Substance Abuse In A Can – Inhalants

First-time substance users generally don’t find their drugs on the street.  They find it in their home among everyday items used by the family.  Do you have aerosol cans, cleaning fluids, and removers scatters around your house?  These are inhalants, a “gateway” drug easily accessible by young teens.

Inhalants are products that produce breathable chemical vapors that cause mind-altering affects, similar to alcohol.  Because inhalants are breathed, they quickly enter the user’s blood system, causing an almost immediate affect.  According to the 2008 National Survey on Drug Use and Health, 729,000 young people, ages 12 and up, used some type of inhalant to get high during the past 12 month period.  70% of these first-time users were under 18.  In fact, according to The Alliance for Consumer Education (ACE), 1 in 5 children will abuse inhalants by the 8th grade.  8th grade students show the highest level of inhalant abuse, with a higher percentage being female.
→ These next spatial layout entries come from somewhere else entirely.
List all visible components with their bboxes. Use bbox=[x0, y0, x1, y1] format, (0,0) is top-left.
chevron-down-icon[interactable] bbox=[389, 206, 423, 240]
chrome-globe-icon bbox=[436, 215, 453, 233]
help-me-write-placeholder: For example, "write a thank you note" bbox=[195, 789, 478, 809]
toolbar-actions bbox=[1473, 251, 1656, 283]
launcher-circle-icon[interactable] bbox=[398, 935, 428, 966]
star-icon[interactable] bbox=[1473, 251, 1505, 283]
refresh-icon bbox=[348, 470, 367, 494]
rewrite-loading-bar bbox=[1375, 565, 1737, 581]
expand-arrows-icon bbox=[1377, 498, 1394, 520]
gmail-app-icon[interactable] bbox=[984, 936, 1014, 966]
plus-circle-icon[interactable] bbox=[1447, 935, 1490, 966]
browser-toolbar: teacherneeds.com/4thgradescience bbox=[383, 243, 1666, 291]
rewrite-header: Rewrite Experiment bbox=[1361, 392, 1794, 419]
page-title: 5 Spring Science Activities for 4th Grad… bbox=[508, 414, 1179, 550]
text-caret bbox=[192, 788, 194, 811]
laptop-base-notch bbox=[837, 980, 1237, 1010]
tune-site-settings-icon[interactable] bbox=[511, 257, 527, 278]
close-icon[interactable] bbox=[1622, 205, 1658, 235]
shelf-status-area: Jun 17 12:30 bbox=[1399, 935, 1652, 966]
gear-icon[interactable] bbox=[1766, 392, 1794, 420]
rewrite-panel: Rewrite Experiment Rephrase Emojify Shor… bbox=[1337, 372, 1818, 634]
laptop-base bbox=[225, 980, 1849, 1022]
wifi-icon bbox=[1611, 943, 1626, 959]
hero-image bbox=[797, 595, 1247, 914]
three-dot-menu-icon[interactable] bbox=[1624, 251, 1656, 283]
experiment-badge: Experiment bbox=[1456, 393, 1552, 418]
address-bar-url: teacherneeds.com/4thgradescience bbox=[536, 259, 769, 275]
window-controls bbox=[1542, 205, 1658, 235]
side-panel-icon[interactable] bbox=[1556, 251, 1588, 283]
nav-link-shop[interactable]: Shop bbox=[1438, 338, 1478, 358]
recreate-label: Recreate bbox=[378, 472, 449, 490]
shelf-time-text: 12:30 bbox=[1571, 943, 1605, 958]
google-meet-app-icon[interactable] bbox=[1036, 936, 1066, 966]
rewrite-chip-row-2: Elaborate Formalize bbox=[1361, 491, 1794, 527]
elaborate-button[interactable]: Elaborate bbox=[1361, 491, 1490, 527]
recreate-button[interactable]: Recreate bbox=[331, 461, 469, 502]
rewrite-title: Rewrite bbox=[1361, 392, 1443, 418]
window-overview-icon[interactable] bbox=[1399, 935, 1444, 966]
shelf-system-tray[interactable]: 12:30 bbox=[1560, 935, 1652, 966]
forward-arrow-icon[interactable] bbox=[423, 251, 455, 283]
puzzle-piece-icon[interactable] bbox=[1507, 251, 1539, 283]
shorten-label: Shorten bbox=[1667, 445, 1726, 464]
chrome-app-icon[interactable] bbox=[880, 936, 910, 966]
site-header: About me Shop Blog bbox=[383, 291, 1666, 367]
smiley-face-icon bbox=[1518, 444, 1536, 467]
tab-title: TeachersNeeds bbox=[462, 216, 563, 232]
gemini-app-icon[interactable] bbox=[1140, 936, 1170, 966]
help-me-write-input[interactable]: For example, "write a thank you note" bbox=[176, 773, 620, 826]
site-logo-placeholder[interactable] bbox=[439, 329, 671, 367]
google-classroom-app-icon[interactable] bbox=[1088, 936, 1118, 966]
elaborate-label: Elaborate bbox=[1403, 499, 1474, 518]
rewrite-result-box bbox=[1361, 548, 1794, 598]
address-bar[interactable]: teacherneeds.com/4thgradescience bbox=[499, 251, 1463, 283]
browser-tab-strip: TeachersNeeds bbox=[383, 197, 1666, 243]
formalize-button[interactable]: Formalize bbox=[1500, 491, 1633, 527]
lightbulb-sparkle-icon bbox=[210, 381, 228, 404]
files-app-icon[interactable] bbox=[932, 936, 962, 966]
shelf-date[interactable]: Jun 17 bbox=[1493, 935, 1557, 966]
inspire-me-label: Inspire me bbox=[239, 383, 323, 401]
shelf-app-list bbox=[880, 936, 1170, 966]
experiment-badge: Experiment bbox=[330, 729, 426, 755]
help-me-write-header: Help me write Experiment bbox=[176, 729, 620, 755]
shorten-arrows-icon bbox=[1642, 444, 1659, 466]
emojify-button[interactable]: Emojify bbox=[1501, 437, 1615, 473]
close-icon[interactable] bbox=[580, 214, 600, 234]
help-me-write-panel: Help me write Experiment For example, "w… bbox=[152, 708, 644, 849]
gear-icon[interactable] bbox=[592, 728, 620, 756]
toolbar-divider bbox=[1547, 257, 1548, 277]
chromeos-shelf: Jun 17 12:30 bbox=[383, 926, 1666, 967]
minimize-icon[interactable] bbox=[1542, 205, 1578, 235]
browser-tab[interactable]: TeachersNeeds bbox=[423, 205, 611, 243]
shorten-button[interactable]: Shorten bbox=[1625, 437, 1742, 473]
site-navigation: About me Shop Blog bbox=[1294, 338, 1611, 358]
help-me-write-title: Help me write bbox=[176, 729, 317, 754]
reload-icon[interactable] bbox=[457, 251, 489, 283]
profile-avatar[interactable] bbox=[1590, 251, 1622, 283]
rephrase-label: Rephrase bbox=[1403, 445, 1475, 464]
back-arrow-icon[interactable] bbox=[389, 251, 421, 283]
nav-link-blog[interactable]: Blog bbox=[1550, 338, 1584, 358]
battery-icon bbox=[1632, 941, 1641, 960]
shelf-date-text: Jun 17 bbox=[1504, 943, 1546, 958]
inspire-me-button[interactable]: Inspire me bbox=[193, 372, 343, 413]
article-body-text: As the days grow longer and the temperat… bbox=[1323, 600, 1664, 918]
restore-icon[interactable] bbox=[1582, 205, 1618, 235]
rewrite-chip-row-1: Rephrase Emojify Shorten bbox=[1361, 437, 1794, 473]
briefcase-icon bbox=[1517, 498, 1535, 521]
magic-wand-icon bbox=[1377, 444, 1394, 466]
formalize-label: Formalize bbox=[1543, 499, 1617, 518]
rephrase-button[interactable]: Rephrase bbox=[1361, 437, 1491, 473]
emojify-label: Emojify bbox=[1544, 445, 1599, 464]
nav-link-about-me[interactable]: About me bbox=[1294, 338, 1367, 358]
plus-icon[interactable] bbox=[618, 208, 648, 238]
Why do young people use inhalants?  It’s easy – they can find them anywhere around their own home or garage.  They are also cheap.  Common types of inhalant products include but are not limited to:

  • Spray paint
  • Nail polish remover
  • Hair spray
  • Cleaning fluids
  • Lighter fluid
  • Gasoline
  • Paint thinner
  • Felt-tipped markers
  • Glue

How are these everyday products used to get high?  The inhalant user may sniff or snort the fumes directly from the container.  They may also spray the product directly into their nose or mouth.  Other ways fumes are introduced include “bagging”, where the vapor is sprayed directly into a plastic or paper bag, then placed over the nose and mouth to breathe the fumes; and “huffing”.  Huffing occurs when a rag or clothing is soaked with the product, then it is held over the nose and mouth or even stuffed into the mouth.

How can parents recognize the signs and symptoms of inhalant use?  We would first like to recommend prevention, and this is a good month to get started, National Poison Prevention Month.  Lock up or protect any products that could potentially be abused.  Keep an inventory of items and pay attention to how quickly products are used up.  Then look for these common signs and symptoms:

  • Intoxication similar to someone that has used alcohol
    • A drunken appearance
    • Slurred speech
    • Muscle weakness
    • Impairment
    • Hallucinations/Delusions
    • Confusion
    • A chemical odor on a person’s breath or clothing
    • Stains on a person’s face, hands and clothes
    • Hidden empty spray containers or rags that reek of fumes

Inhalant abuse is not something to be taken lightly.  The products used are toxic and hazardous.  Improper use of inhalants can cause damage to the brain and nervous system; organ damage; convulsions and seizures; choking caused from inhaled vomit; secondary injuries from accidents; and even death.